どんなトレーニング方法の選んだらいいの?:応用行動分析士の基準

2015.08.19

犬のトレーニングには「選択肢」がたくさんあり、何を選んだらいいか困っている飼い主さんがたくさんいます。

 

・飼い主が主人でなければならないという「リーダー論」

・犬は序列の上になろうとする、という「狼論」

・オヤツを使う、使わない

・科学的、動物行動学にもとづいている

・犬にやさしい、叱らない

などな説明の仕方がありますが…どれも人によってやっていること、解釈などが違い、一言では説明できません。
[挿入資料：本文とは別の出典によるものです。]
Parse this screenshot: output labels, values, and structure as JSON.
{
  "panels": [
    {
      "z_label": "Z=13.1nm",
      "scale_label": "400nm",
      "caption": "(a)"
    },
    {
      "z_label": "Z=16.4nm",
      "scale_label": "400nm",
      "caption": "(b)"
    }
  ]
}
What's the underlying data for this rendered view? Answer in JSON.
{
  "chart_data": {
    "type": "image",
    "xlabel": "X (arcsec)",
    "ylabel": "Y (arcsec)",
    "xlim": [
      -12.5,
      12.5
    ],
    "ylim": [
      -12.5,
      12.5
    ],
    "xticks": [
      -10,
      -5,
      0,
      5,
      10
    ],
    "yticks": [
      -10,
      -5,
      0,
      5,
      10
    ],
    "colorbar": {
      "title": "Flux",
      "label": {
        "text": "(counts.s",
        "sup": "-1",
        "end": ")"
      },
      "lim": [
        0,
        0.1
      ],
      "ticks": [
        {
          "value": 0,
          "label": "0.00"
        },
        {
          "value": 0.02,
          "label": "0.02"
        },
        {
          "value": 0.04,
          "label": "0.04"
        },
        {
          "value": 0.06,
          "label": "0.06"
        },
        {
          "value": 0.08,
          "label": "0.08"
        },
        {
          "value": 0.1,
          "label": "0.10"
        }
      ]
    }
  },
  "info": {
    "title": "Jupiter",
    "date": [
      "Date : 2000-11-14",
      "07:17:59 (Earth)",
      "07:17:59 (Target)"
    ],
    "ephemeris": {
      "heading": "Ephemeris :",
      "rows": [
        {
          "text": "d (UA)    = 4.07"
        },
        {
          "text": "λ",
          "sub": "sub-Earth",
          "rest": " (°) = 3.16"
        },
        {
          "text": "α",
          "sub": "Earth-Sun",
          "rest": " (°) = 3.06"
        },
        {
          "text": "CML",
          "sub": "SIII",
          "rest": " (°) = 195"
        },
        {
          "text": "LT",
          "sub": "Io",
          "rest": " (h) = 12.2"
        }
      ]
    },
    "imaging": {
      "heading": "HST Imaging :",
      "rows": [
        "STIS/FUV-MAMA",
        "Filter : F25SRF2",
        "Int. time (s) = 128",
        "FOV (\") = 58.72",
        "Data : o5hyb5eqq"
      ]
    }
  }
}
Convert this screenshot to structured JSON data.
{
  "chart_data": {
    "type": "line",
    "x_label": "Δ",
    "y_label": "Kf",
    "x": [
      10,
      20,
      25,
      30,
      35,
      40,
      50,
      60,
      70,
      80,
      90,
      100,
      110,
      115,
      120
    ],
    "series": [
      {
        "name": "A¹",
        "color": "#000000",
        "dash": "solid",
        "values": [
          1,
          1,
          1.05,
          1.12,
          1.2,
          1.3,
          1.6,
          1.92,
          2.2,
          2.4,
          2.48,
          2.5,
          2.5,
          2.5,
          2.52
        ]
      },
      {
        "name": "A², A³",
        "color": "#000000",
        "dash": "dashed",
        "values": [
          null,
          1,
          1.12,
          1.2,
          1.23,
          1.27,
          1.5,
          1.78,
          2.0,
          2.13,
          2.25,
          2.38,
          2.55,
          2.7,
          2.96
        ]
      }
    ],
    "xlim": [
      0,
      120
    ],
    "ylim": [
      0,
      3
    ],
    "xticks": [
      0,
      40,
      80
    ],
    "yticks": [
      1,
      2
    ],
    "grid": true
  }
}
トレーナーの資格も国家資格ではなく民間資格なので、統一された基準もありません。

 

では、何を見たらいいのか?

ここでは、米国の応用行動分析士(BCBA)が基準にする考え方をもとに、ひとつの考え方をご紹介します。BCBAは、全米で統一された基準に基づいて認定される資格です。人間の行動を改善するための大学院レベルの知識と実際のテクニックを備えていなければなりません。そして、トレーニングをほどこす際には、厳格な人権や福祉の基準にそって行うことが義務付けられています。

 

トレーニングをしようと決めたら、次に考えるべきは、その方法の「妥当性」です。

そのやり方は、現実的で実践が可能かどうか。
どんなトレーニングでも、効果を得る代償があります。それは費用ということだけではなく、その手順に投じなければならない努力や時間といったことです。複雑すぎて飼い主が実践できなければ意味がありません。
例えば、散歩中に他の犬に向かって吠えて飛びかかってしまう犬に対し、吠えたらリードを強く引っ張って首輪にプレッシャーをかけて「ダメと教える」方法。3キロ程度の小型犬が「その勢いで吹っ飛んだので、首も細いし心配になりました。トレーナーさんには大丈夫だと言われたけど・・・」とか、「なかなかそんなに上手にできない」とか、それに似た話をよく聞きます。
その他、吠えた時や噛んだ時などに、犬をひっくり返してお腹を出させるたり、押さつけて「降参」させ飼い主に従わせる、という方法も、上手くいかない人が多いようです。
トレーナーができても犬の面倒をみる飼い主さん家族が納得した上で実行できなければ、どんなに効果的な方法だとしても「妥当ではない」と言えます。